Petite ogresse : Mère, que signifie ce charivari ?

Chap. Rouge : Mère ? Eh ben, on a un langage fleuri bordé de dentelles par ici. Qui sont ces ravissantes p'tites têtes couronnées ?

Etait-il besoin de préciser combien le lutin se mit à loucher sur l'or ainsi exposé sans la moindre protection. Matouba, lui, fut surpris par les quenottes pointues des fifilles à son papa. Etait-il besoin de préciser combien il se sentit proche, de ces carnassières…

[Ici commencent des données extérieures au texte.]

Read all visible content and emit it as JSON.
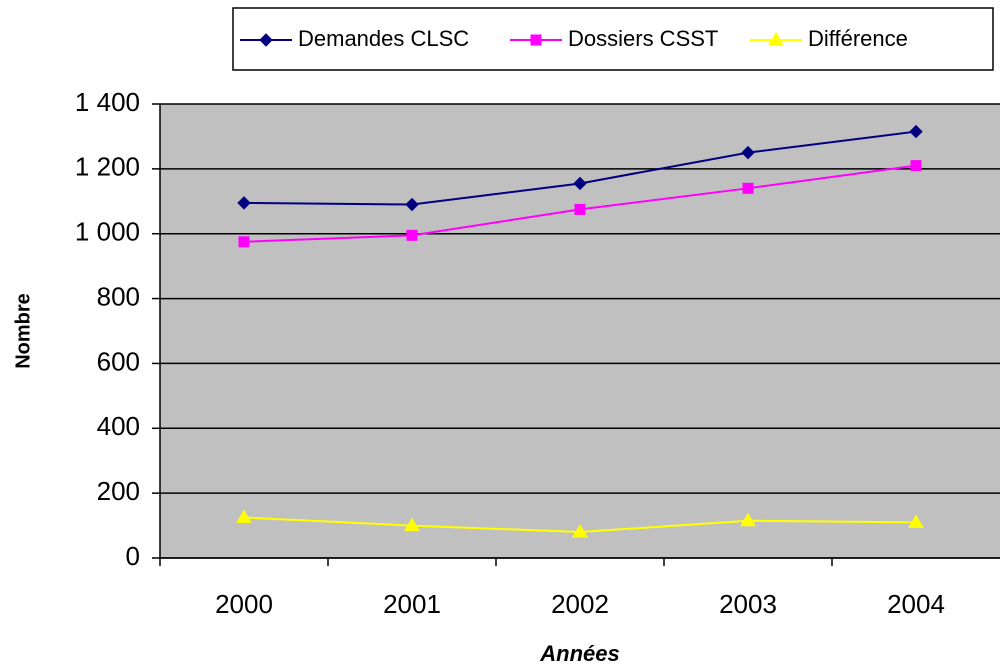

L'ogre zieutait Chaperon Rose sans le moindre respect pour son épouse à ses fourneaux, Mère-Grand louchait sur les éventuelles capacités de ce grand gaillard costaud, endurant, viril…une bouffée de chaleur plus tard, un flot d'adrénaline la fit frémir.

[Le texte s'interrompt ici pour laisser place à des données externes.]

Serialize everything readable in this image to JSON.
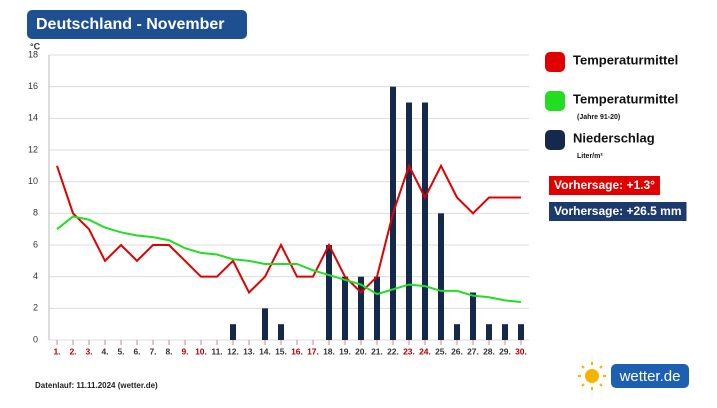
{
  "chart_data": {
    "type": "combo",
    "title": "Deutschland - November",
    "y_label": "°C",
    "footer": "Datenlauf: 11.11.2024 (wetter.de)",
    "logo": "wetter.de",
    "categories": [
      "1.",
      "2.",
      "3.",
      "4.",
      "5.",
      "6.",
      "7.",
      "8.",
      "9.",
      "10.",
      "11.",
      "12.",
      "13.",
      "14.",
      "15.",
      "16.",
      "17.",
      "18.",
      "19.",
      "20.",
      "21.",
      "22.",
      "23.",
      "24.",
      "25.",
      "26.",
      "27.",
      "28.",
      "29.",
      "30."
    ],
    "category_colors": [
      "#b00000",
      "#b00000",
      "#b00000",
      "#333333",
      "#333333",
      "#333333",
      "#333333",
      "#333333",
      "#b00000",
      "#b00000",
      "#333333",
      "#333333",
      "#333333",
      "#333333",
      "#333333",
      "#b00000",
      "#b00000",
      "#333333",
      "#333333",
      "#333333",
      "#333333",
      "#333333",
      "#b00000",
      "#b00000",
      "#333333",
      "#333333",
      "#333333",
      "#333333",
      "#333333",
      "#b00000"
    ],
    "ylim": [
      0,
      18
    ],
    "yticks": [
      0,
      2,
      4,
      6,
      8,
      10,
      12,
      14,
      16,
      18
    ],
    "grid": true,
    "series": [
      {
        "name": "Niederschlag",
        "note": "Liter/m²",
        "type": "bar",
        "color": "#15294d",
        "values": [
          0,
          0,
          0,
          0,
          0,
          0,
          0,
          0,
          0,
          0,
          0,
          1,
          0,
          2,
          1,
          0,
          0,
          6,
          4,
          4,
          4,
          16,
          15,
          15,
          8,
          1,
          3,
          1,
          1,
          1
        ]
      },
      {
        "name": "Temperaturmittel",
        "type": "line",
        "color": "#e00000",
        "values": [
          11,
          8,
          7,
          5,
          6,
          5,
          6,
          6,
          5,
          4,
          4,
          5,
          3,
          4,
          6,
          4,
          4,
          6,
          4,
          3,
          4,
          8,
          11,
          9,
          11,
          9,
          8,
          9,
          9,
          9
        ]
      },
      {
        "name": "Temperaturmittel",
        "note": "(Jahre 91-20)",
        "type": "line",
        "color": "#22dd22",
        "values": [
          7,
          7.8,
          7.6,
          7.1,
          6.8,
          6.6,
          6.5,
          6.3,
          5.8,
          5.5,
          5.4,
          5.1,
          5,
          4.8,
          4.8,
          4.8,
          4.4,
          4.1,
          3.8,
          3.5,
          2.9,
          3.2,
          3.5,
          3.4,
          3.1,
          3.1,
          2.8,
          2.7,
          2.5,
          2.4
        ]
      }
    ],
    "legend_order": [
      1,
      2,
      0
    ],
    "annotations": [
      {
        "text": "Vorhersage: +1.3°",
        "color": "#e00000"
      },
      {
        "text": "Vorhersage: +26.5 mm",
        "color": "#1d3a6e"
      }
    ]
  }
}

Prince Charmant calculateur dans l'âme cherchait déjà à séduire l'une des sept merveilles du monde antique avec l'espoir d'avoir un nouveau beau papa plein aux as pour éponger ses dettes de jeux et ses ardoises longues comme un certain appendice mit à la diète pendant quarante jours…au club libertin « Au Royaume de la Pendelotte ». Bref, tout allait pour le mieux dans le meilleur des mondes.

Alachnÿ fit un tour de la situation et devina combien un vent de folie s'apprêtait à souffler sur ce manoir comme sur ses habitants. L'instant était venu de proposer un petit intermède. Son art de l'éructation détendrait probablement certains élastiques déjà bien tendus :

Alachnÿ : Merdasse ! Il règne ici une ambiance à couper au couteau. Cela tombe bien je viens d'aiguiser ma lame et me sens tout à fait disposer à partager le camembert. Oserais-je vous quémander la faveur d'un petit concours d'éructation. L'on m'a vanté vos mérites Monsieur l'ogre.

Ogre : Excelleriez-vous dans cette discipline à haut risque ?

Alachnÿ : Aidé d'une bonne bière, je pourrais vous chanter la messe en latin. Je ne suis pas certain que le Pape apprécierait ma performance, mais parions sur mes talents et que le Diable m'emporte si je ne gagne pas haut la main cette joute !

L'ogre : Je relève le défi ! Femme…va nous chercher la Struppërwültz !

Alachnÿ : La Struppërwültz ? Nous jouons dans la cour des grands Monsieur !

Ogre : Amédée, pour vous servir.

Chap. Rouge : Waouh ! T'envoie du rêve là !

Et les deux Maestro s'envoyèrent deux belles chopes de bière derrière la cravate sans en perdre une goutte. Pendant ce temps-là, Chaperon Rouge questionna le Petit Poucet discretos comme à son habitude :

Chap. Rouge : Alors crétin des Alpes, tu vas aller réveiller le reste de ta horde et l'on va gentiment se préparer à prendre le large en mode espionnage en période de guerre froide, pendant que notre magicos va mettre minable le gros plein d'soupe.

L'ogre se retourna vers Chaperon Rouge, un mauvais rictus sur ses lèvres :

Amédée l'ogre : Ne t'avais-je point dit que j'avais l'oreille fine ?

Ogresse : Ne vous avais-je point dit, Mère, combien cette enfant faisait du bruit ?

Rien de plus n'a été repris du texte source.